Working at a university, I used work process mapping in my workplace with office colleagues, beginning in work we did every day. This work went on in several academic programme advising offices across campus, one of which I headed, and advisors were being asked to provide input for a university-wide process to plan the reorganization of advising work. Presenting the map and talking through it to the provost, deans and advisors showed them the complex year-round academic advising process from the view of the front line advisors’ work with students. It laid out the ground for advisors to participate in planning institutional change and led to improvements in the texts and coordination of the Registrar’s Office work and advisors’ work.
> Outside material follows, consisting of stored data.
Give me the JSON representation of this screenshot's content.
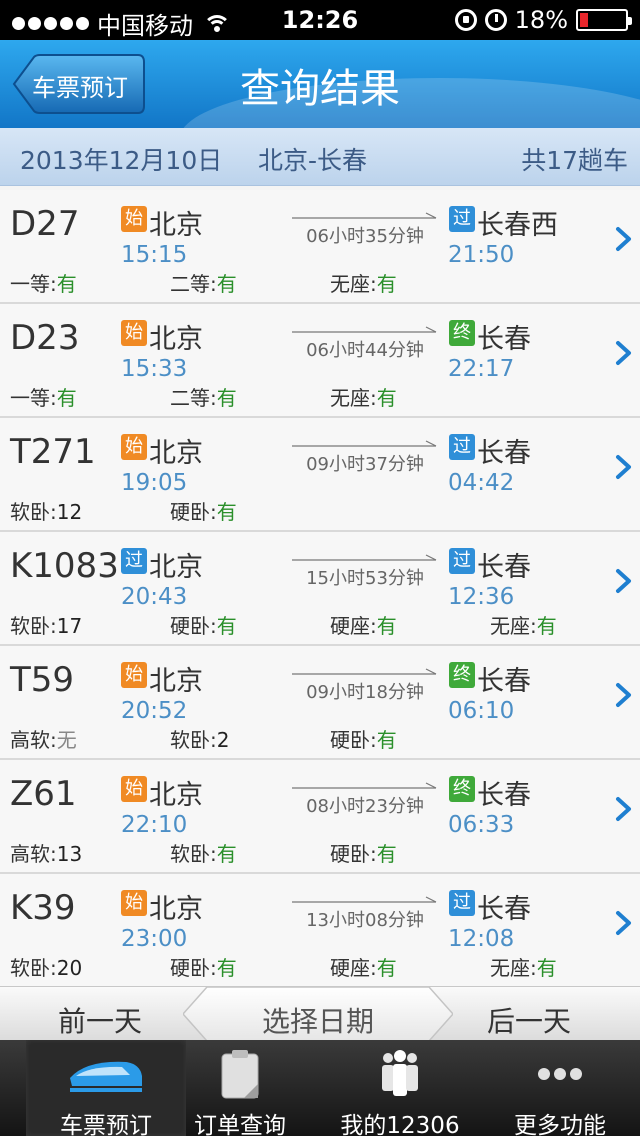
{
  "status_bar": {
    "carrier": "中国移动",
    "time": "12:26",
    "battery": "18%",
    "battery_level": 0.18
  },
  "nav": {
    "back_label": "车票预订",
    "title": "查询结果"
  },
  "summary": {
    "date": "2013年12月10日",
    "route": "北京-长春",
    "count": "共17趟车"
  },
  "trains": [
    {
      "no": "D27",
      "from_tag": "始",
      "from_type": "start",
      "from": "北京",
      "dep": "15:15",
      "duration": "06小时35分钟",
      "to_tag": "过",
      "to_type": "pass",
      "to": "长春西",
      "arr": "21:50",
      "seats": [
        {
          "label": "一等:",
          "value": "有"
        },
        {
          "label": "二等:",
          "value": "有"
        },
        {
          "label": "无座:",
          "value": "有"
        }
      ]
    },
    {
      "no": "D23",
      "from_tag": "始",
      "from_type": "start",
      "from": "北京",
      "dep": "15:33",
      "duration": "06小时44分钟",
      "to_tag": "终",
      "to_type": "end",
      "to": "长春",
      "arr": "22:17",
      "seats": [
        {
          "label": "一等:",
          "value": "有"
        },
        {
          "label": "二等:",
          "value": "有"
        },
        {
          "label": "无座:",
          "value": "有"
        }
      ]
    },
    {
      "no": "T271",
      "from_tag": "始",
      "from_type": "start",
      "from": "北京",
      "dep": "19:05",
      "duration": "09小时37分钟",
      "to_tag": "过",
      "to_type": "pass",
      "to": "长春",
      "arr": "04:42",
      "seats": [
        {
          "label": "软卧:",
          "value": "12"
        },
        {
          "label": "硬卧:",
          "value": "有"
        }
      ]
    },
    {
      "no": "K1083",
      "from_tag": "过",
      "from_type": "pass",
      "from": "北京",
      "dep": "20:43",
      "duration": "15小时53分钟",
      "to_tag": "过",
      "to_type": "pass",
      "to": "长春",
      "arr": "12:36",
      "seats": [
        {
          "label": "软卧:",
          "value": "17"
        },
        {
          "label": "硬卧:",
          "value": "有"
        },
        {
          "label": "硬座:",
          "value": "有"
        },
        {
          "label": "无座:",
          "value": "有"
        }
      ]
    },
    {
      "no": "T59",
      "from_tag": "始",
      "from_type": "start",
      "from": "北京",
      "dep": "20:52",
      "duration": "09小时18分钟",
      "to_tag": "终",
      "to_type": "end",
      "to": "长春",
      "arr": "06:10",
      "seats": [
        {
          "label": "高软:",
          "value": "无"
        },
        {
          "label": "软卧:",
          "value": "2"
        },
        {
          "label": "硬卧:",
          "value": "有"
        }
      ]
    },
    {
      "no": "Z61",
      "from_tag": "始",
      "from_type": "start",
      "from": "北京",
      "dep": "22:10",
      "duration": "08小时23分钟",
      "to_tag": "终",
      "to_type": "end",
      "to": "长春",
      "arr": "06:33",
      "seats": [
        {
          "label": "高软:",
          "value": "13"
        },
        {
          "label": "软卧:",
          "value": "有"
        },
        {
          "label": "硬卧:",
          "value": "有"
        }
      ]
    },
    {
      "no": "K39",
      "from_tag": "始",
      "from_type": "start",
      "from": "北京",
      "dep": "23:00",
      "duration": "13小时08分钟",
      "to_tag": "过",
      "to_type": "pass",
      "to": "长春",
      "arr": "12:08",
      "seats": [
        {
          "label": "软卧:",
          "value": "20"
        },
        {
          "label": "硬卧:",
          "value": "有"
        },
        {
          "label": "硬座:",
          "value": "有"
        },
        {
          "label": "无座:",
          "value": "有"
        }
      ]
    }
  ],
  "date_bar": {
    "prev": "前一天",
    "pick": "选择日期",
    "next": "后一天"
  },
  "tabs": [
    {
      "label": "车票预订",
      "icon": "train-icon",
      "active": true
    },
    {
      "label": "订单查询",
      "icon": "clipboard-icon",
      "active": false
    },
    {
      "label": "我的12306",
      "icon": "people-icon",
      "active": false
    },
    {
      "label": "更多功能",
      "icon": "more-dots-icon",
      "active": false
    }
  ],
  "colors": {
    "nav_blue": "#1e8fdc",
    "time_blue": "#4c8fc6",
    "available_green": "#2a8f2a",
    "start_orange": "#f08a24",
    "pass_blue": "#2f8fd8",
    "end_green": "#3fa93a",
    "battery_red": "#e8262b"
  }
}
After the work with academic advisors, the interim director of Athletics asked me to do a mapping session with coaches and programme staff. I knew nothing about what they did. I did a preliminary sketch map the night before based on what a few staff sent as descriptions of their work and I identified up front where I saw, like in our work in Advising, ‘crunch points’ happened in the yearly cycle. Prompted in the session, both coaches and programme staff spoke about how an issue and ongoing tension about job related ‘admin. paperwork’ occurred at that point if coaches (due to having winning teams) were at away games and unable to do the required share of ‘administrative work’ that was in their job descriptions.
Made visible and talked about, tension was diffused. The map was hung in the wall in the building for staff to add to it, and the acting director added the issue to the tasks in the job description for the incoming director to take up.